Integration with Client State
Keep server state in React Query and client state in Redux, Zustand, or local state. Don't put API responses in Redux "for consistency"—you'll duplicate what React Query already does. Use React Query for all async data; use your global store for UI state and domain state that truly lives on the client.
URL as State (Query Params, Routing State)
When the URL Is the Source of Truth
Search filters, pagination, sort order, tab selection, and modal visibility can all live in the URL. Benefits: shareable links, back/forward navigation, and bookmarking. Use query params for filter state in list views; use route params for entity IDs and nested routes. Libraries like TanStack Router and Next.js App Router make this ergonomic.
Syncing URL and Component State
Keep URL as the source of truth. Read from searchParams or useSearchParams() and derive component state from it. Avoid two-way sync—that leads to inconsistency. When the user changes a filter, update the URL; when the URL changes (e.g., back button), the component re-renders with the new params.
State Machine Patterns (XState)
When Determinism Matters
For flows with strict sequences—checkout, onboarding, multi-step forms—state machines prevent invalid states. You define states, events, and transitions. The machine only allows valid transitions, making bugs like "submit before validation" impossible.
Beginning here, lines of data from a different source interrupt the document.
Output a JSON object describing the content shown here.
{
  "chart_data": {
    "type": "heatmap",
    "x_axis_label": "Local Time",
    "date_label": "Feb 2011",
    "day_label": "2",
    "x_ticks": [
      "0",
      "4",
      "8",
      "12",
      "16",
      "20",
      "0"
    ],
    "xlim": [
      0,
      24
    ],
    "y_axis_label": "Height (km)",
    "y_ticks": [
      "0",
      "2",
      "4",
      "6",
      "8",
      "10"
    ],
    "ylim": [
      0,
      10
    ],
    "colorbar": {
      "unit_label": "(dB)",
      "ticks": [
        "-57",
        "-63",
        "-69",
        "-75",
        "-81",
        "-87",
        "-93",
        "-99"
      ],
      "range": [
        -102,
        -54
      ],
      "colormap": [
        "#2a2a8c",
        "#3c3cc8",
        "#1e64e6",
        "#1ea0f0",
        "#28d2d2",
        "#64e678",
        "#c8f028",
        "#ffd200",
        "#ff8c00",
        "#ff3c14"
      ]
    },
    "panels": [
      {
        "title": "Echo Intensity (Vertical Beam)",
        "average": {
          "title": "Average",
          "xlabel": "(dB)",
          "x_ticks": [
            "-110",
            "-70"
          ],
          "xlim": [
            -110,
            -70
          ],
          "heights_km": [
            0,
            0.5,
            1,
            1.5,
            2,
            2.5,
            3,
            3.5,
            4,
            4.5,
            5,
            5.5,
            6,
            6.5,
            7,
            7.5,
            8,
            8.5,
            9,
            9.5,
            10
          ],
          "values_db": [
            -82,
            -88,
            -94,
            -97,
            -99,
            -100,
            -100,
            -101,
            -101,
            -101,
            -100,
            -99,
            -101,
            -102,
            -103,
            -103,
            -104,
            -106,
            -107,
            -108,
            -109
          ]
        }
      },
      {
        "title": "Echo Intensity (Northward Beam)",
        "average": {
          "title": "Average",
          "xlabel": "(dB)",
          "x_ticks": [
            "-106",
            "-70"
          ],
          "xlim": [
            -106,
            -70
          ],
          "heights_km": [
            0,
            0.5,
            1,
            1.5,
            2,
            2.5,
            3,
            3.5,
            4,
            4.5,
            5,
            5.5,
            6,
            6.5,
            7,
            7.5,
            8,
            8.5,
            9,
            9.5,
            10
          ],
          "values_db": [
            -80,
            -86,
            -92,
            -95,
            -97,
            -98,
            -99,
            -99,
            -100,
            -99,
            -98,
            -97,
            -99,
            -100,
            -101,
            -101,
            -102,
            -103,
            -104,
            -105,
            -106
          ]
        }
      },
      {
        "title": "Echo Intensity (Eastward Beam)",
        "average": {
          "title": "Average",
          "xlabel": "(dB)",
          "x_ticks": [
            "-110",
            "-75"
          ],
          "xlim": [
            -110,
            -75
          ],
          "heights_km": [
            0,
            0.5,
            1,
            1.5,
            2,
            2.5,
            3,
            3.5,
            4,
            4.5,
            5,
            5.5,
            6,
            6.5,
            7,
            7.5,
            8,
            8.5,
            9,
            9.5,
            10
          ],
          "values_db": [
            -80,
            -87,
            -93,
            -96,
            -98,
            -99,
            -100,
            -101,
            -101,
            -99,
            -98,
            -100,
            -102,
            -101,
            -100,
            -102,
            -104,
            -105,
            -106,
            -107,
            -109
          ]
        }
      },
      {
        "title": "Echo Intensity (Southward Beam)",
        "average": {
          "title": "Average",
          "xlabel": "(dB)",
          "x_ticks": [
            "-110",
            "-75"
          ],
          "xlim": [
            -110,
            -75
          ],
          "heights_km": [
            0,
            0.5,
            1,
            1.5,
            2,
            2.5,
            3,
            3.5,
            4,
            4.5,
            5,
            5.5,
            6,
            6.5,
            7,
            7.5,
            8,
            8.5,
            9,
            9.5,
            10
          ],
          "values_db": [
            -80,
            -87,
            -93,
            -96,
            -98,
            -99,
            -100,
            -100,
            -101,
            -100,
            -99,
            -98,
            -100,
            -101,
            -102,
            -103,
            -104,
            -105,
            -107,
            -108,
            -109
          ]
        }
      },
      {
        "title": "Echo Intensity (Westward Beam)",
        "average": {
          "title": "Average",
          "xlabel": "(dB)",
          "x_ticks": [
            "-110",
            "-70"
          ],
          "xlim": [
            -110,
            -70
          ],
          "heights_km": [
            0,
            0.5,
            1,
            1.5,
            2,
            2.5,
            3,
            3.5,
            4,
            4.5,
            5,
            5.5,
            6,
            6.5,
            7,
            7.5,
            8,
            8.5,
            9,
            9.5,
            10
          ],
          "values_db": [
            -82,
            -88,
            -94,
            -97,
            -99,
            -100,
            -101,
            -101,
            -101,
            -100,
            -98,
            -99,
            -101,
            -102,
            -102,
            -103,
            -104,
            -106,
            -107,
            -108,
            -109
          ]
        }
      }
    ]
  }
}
XState provides a robust implementation with visualization, testing support, and integration with React.
Use Cases and Trade-offs
State machines excel at workflows with clear phases and guarded transitions. They add structure but also complexity—not every component needs a full state machine. Use XState when the flow has many branches, error states, or parallel sub-flows. For simple toggles or linear flows, useReducer may be enough.
Performance Pitfalls of Over-Centralized State
Subscription and Re-render Bloat
Putting everything in one global store causes every store update to potentially trigger re-renders across the app. Use selectors that return stable references; with Redux, ensure useSelector uses shallow equality and consider useSelector with a stable selector. With Zustand, subscribe to slices, not the whole store.
Serialization and Memory
Large objects in global state can cause memory pressure and slow serialization (e.g., for persistence or devtools). Normalize nested data, keep the store minimal, and derive computed values instead of storing them. Avoid putting non-serializable data (functions, class instances, DOM nodes) in the store.
Patterns for Large-Scale Applications
Domain Slices
Split state by domain (auth, products, cart, checkout) rather than by technical concern. Each slice owns its data, reducers/actions, and selectors. This scales across teams—each team owns one or more slices.
Feature-Based State
Colocate state with features. A feature module exports its store slice, components, and routes. New features add new slices without touching core infrastructure. Redux Toolkit's createSlice and Zustand's store composition support this pattern well.
Incremental Adoption
You don't need one solution. Use local state by default, add Zustand for shared UI state, React Query for server state, and Redux (or similar) only where complex logic demands it. Migrate incrementally rather than rewriting; multiple stores can coexist.
State management at scale is about choosing the right tool for each type of state and avoiding over-engineering. Start local, lift only when needed, treat server state separately, and use the URL when appropriate. The best architecture is the one that stays maintainable as your team and product grow.